Tuesday, February 26, 2013

A mild rant.

 My friend, Naxos Loon, sent me this bit of news posted by Linden Labs on their website.

 "MTV’s Catfish is Seeking Second Life Stories by Community Manager Linden Lab on ‎02-26-2013 10:49 AM MTV’s Catfish: The TV Show brings together couples that have online relationships to meet offline for the first time, often with surprising results as the differences between online personas and offline lives are revealed. MTV is now casting the show’s second season, and they’re interested in hearing from Second Life users who have fallen in love inworld, and would now like to meet their love in person. If you’d be interested in being on the show, you can apply online here." 

     Now I am not going to try to encourage or dissuade anyone from signing up for this, but I thought I would put down a few feelings on what this suggested to me in some areas.  Somebody somewhere said that all media coverage was good in the end.. even bad media.  It brings exposure etc.  So I can see why Linden Labs would promote this as a bunch of people will no doubt see the episode(s) and potentially will bring in some new users.  Makes sense.  No problem.  However I am a bit wary of tv shows and the perceived image of Second Life.  First of all it should have been named Avanet, the Grid or something equally cool as the name Second Life suggests to some that people who use this virtual world are not so happy with their "first" life and thus need a second one as a backup.  Kind of similar to the idea that people who use Facebook have no face.

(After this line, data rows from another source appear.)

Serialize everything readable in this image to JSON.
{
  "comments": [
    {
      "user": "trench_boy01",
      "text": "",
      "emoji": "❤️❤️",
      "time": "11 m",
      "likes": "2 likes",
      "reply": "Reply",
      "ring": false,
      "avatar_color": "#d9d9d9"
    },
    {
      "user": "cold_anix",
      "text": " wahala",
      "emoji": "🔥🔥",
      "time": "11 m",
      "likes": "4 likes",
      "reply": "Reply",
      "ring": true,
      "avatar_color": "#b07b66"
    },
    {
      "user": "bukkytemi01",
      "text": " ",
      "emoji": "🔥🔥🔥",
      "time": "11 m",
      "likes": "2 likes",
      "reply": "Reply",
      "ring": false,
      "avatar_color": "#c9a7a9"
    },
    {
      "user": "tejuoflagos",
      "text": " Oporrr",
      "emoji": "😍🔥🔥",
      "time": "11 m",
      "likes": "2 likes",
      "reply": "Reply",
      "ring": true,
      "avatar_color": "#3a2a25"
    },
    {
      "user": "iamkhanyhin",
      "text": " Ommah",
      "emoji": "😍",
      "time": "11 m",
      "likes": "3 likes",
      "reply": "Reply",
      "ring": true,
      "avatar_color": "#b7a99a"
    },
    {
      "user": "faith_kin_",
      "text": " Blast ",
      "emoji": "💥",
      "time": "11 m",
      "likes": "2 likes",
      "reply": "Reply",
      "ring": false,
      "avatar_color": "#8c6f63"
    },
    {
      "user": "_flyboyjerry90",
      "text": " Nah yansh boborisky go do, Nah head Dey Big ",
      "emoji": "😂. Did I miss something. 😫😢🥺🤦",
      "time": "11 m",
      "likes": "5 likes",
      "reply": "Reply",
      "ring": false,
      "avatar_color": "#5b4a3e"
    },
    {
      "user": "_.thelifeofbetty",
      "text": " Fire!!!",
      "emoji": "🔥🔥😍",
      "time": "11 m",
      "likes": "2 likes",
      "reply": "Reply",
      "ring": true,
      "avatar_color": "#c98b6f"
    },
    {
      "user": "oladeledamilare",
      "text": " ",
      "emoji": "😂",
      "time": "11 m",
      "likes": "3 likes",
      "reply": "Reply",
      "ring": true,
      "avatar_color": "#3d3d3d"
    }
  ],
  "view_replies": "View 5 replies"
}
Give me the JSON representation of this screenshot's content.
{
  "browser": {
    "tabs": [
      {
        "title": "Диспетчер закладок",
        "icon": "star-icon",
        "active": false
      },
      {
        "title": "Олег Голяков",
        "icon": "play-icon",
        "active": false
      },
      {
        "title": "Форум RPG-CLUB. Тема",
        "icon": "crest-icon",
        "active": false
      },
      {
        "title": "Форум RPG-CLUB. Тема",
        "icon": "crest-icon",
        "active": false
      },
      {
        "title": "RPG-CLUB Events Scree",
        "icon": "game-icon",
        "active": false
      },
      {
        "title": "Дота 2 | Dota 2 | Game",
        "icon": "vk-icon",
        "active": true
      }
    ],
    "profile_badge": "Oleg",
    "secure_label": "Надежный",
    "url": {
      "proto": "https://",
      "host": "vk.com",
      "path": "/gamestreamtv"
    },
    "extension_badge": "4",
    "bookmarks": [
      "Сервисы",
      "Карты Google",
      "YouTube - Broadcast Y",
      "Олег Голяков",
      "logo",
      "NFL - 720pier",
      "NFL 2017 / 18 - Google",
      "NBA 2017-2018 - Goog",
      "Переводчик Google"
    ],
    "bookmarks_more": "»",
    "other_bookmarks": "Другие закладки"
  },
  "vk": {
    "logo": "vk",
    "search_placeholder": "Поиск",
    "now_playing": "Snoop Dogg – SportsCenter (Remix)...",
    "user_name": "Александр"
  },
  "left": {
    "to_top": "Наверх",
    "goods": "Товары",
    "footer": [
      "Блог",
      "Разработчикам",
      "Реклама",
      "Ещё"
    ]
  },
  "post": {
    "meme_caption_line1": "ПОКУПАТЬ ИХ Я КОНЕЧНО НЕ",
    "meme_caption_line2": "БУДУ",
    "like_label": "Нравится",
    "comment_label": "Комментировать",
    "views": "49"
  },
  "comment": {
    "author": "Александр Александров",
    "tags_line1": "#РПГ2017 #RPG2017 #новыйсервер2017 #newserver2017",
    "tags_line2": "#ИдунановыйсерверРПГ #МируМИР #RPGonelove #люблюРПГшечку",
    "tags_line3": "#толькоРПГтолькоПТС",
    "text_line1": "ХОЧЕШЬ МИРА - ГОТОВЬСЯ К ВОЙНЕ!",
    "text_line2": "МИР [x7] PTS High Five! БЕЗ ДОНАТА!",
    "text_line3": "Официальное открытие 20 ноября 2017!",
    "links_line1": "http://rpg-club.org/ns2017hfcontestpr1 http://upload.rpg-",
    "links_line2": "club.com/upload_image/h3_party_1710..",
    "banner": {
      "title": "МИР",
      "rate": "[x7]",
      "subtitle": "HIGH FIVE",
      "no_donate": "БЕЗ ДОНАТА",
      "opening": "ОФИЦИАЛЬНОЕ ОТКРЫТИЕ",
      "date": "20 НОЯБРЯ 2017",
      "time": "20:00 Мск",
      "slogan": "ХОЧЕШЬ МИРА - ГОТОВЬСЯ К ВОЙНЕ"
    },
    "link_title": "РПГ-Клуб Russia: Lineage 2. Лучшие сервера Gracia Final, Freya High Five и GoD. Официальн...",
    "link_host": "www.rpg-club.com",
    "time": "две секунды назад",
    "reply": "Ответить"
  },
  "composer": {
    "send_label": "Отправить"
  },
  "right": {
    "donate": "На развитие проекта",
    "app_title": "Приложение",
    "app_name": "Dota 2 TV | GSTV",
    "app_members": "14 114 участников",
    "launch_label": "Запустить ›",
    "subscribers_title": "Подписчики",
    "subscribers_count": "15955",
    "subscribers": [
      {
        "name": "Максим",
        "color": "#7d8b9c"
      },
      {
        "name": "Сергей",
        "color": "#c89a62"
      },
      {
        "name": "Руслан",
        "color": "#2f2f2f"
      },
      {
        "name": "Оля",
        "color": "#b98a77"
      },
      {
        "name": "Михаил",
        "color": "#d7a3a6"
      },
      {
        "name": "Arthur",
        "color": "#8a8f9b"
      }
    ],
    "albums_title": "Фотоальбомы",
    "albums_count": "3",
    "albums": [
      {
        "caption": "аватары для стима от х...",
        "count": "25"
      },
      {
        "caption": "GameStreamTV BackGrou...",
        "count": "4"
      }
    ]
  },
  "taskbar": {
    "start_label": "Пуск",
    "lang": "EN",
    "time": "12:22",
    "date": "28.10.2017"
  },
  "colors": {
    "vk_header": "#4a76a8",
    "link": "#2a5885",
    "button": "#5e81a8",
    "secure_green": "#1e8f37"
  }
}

      But anyway,  I think I might be a little jaded with the ethics and intentions of TV.  Here are a few reasons why.  A while back I saw a tv show called Cheaters.  Essentially they would spy on a spouse to find out if they were cheating on their partner.  They would bring the partner to a motel room and expose the cheating in real time while filming the reactions of the hurt partner.  Capturing the moment of nausea and sadness at seeing your partner with another, perhaps if they are lucky its even a friend.  Then they step back and hope there is some fighting because that is also great TV.  Jerry Springer is all about the fighting bit.  On a show like American Idol some of the most popular aspects are when a really bad performer sings and is sliced up by the judges.   Somehow a person with little talent, yet blissfully unaware of this, is brought onto the show.  Their dream seems to be coming true to them and they have attempted to achieve this goal.. which should be applauded despite the lack of talent?.. seems so because you know .. people improve over time.. yet there is no morally responsible person who encourages them yet kindly prevents the inevitable prime time public humiliation that awaits them, because then the networks couldn't count their money.

     Simon Cowell made a name for himself by having little empathy and understood that some in the audience at home secretly were now addicted to the extreme emotions shown on TV.  Reality TV has desensitized many in the population where now we can only really get a deep reaction to emotional extremes.  Watch Dr Phil some day.  Does anyone not cry on that show?  You can see the wheels turning in his head as he prods and pries at his guests in an attempt to make them weep on tv.  That is TV gold.  Watch his body language.. he will often lean back into his chair when someone begins to cry.  He can relax now.  Fighting, crying, humiliation/shame and  betrayal all work well for the voyeur at home.  Networks seem to think its a form of emotional Attention Deficit Disorder we all have.

     I watched a movie this weekend with my Dad called "Marty".  He always makes me watch old movies, and even though I grumble they usually are pretty good.  Marty is a simple character study of a lonely unmarried man working as a butcher, living with his mother in the Bronx.  It was very poignant but nothing really happened in it.  However, I really enjoyed it despite its lack of explosions and special effects.  This leads me to believe that those behind network programming and the movie industry really don't know us at all despite their focus groups.  They just follow a formula that they believe works.  My university friend ended up being a 2nd Assistant director for movies and he was telling me that it is standard for TV networks to have a say in the storylines of their shows.  So they can take the creative work of the person who designed the story and change it should they have enough voting power.  It is crazy to think that some guy in a suit can adjust the story arc as though they knew better than the original creator.  The only exception to this was for the show Simpsons.  Fox could not change anything and look how popular that show became. 


     Pretty much all the reality shows are watching each other to see what is successful, and then editing their shows to try to gain a similar degree of success.  I think it is common knowledge that in a show like Survivor or the Bachelor, where each is filmed over a long period of time, that the editors design "characters" by creatively editing footage.  They design a sweet girl or sneaky guy, the loner and the drama queen etc.  all to fit into a season long narrative.

     Having said all this.. what do you think the odds are that this MTV show will depict a normal couple who met in Second Life?  If they get 20 couples to choose from where one is just a messed up situation involving adultery, vampires, BDSM and hopefully (from their perspective) a complete misrepresentation of body types.. which will they choose?  And how will they edit it? 

Anyway just a few thoughts.  Be careful if you signup for this.  Perhaps they are an ethical program but just remember that how you see your relationship may not be how they wish others to see it.